John "Jack" Roland Redman (January 31, 1898 - May 29, 1970) was an admiral in the United States Navy. A naval communications officer, he played key roles in signals intelligence during World War II in Washington, D.C., and on the staff of Admiral Chester W. Nimitz. He also competed at the 1920 Summer Olympics.

== Biography ==
A native of Reno, Nevada, he graduated from the United States Naval Academy in June 1918 with the class of 1919. He was a member of the United States Olympic Team, participating as a wrestler in the 1920 games. He was the brother of Joseph Redman, also a naval communications officer. He reached the active rank of Rear Admiral in March 1944. In February 1942, with the reorganization and centralization in Washington of U.S. Navy signals intelligence, he was put in charge of OP-20-G, the section of naval communications responsible for cryptanalysis.

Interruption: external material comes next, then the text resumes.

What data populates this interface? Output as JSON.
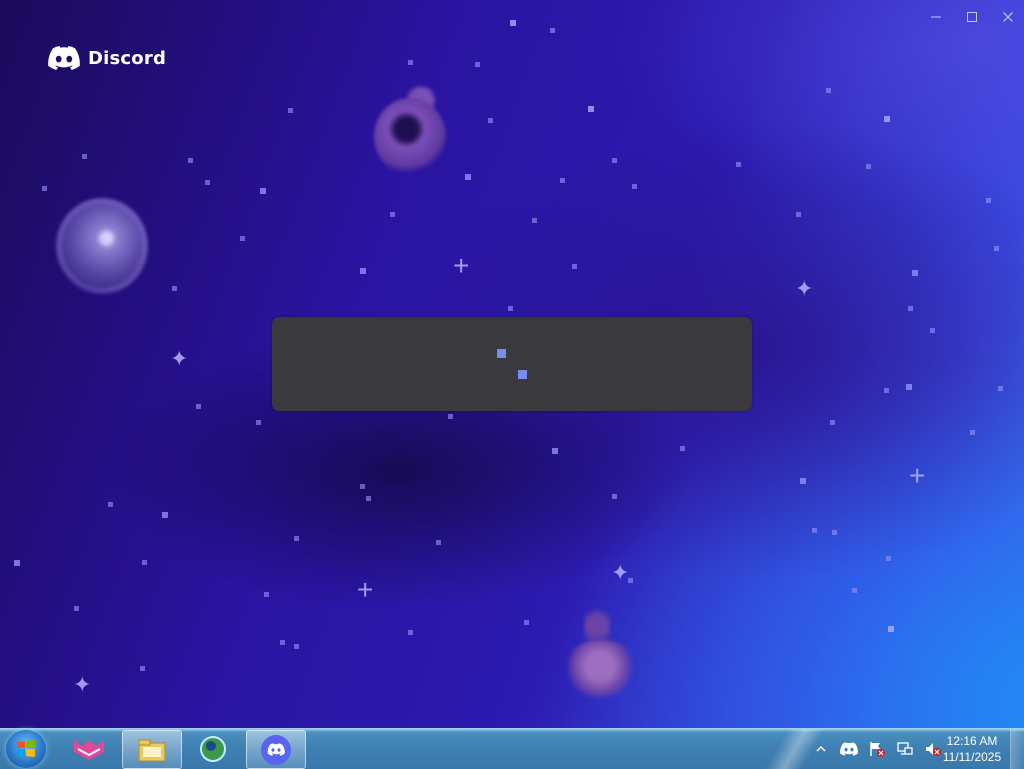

John Redman served as the Communications Officer on the staff of the Commander-in-Chief, United States Pacific Fleet, Admiral Chester Nimitz, from October 1942 to March 1945. During Redman's tenure his actions were criticised. Redman rejected Captain Joseph Rochefort's accurate analysis of the intercepted Japanese messages that ultimately led to the successful Battle of Midway, and he subsequently played a role in Rochefort's ejection from cryptanalysis in the months that followed.
His organisation's intentional withholding of intercepts and tips from the British, Indian and New Zealand allies and the US Army, who were also working on the decryption of other Japanese codebooks, was considered to have collectively held them all back. Information was shared between organizations only after the intervention of his brother Admiral Joe Redman in September 1943.

On May 2, 1945, he assumed command of the battleship , which he held through the end of the war. From August 1949 to September 1951, he was the Director of Naval Communications in the Office of the Chief of Naval Operations, United States Navy. Subsequently, he served as Director of Communications-Electronics for the Joint Chiefs of Staff in Washington, D.C. His final tour was as Commandant, Twelfth Naval District, from 1954 to 1957. He retired from the Navy on October 1, 1957, with the rank of Vice Admiral. He is buried in Arlington National Cemetery.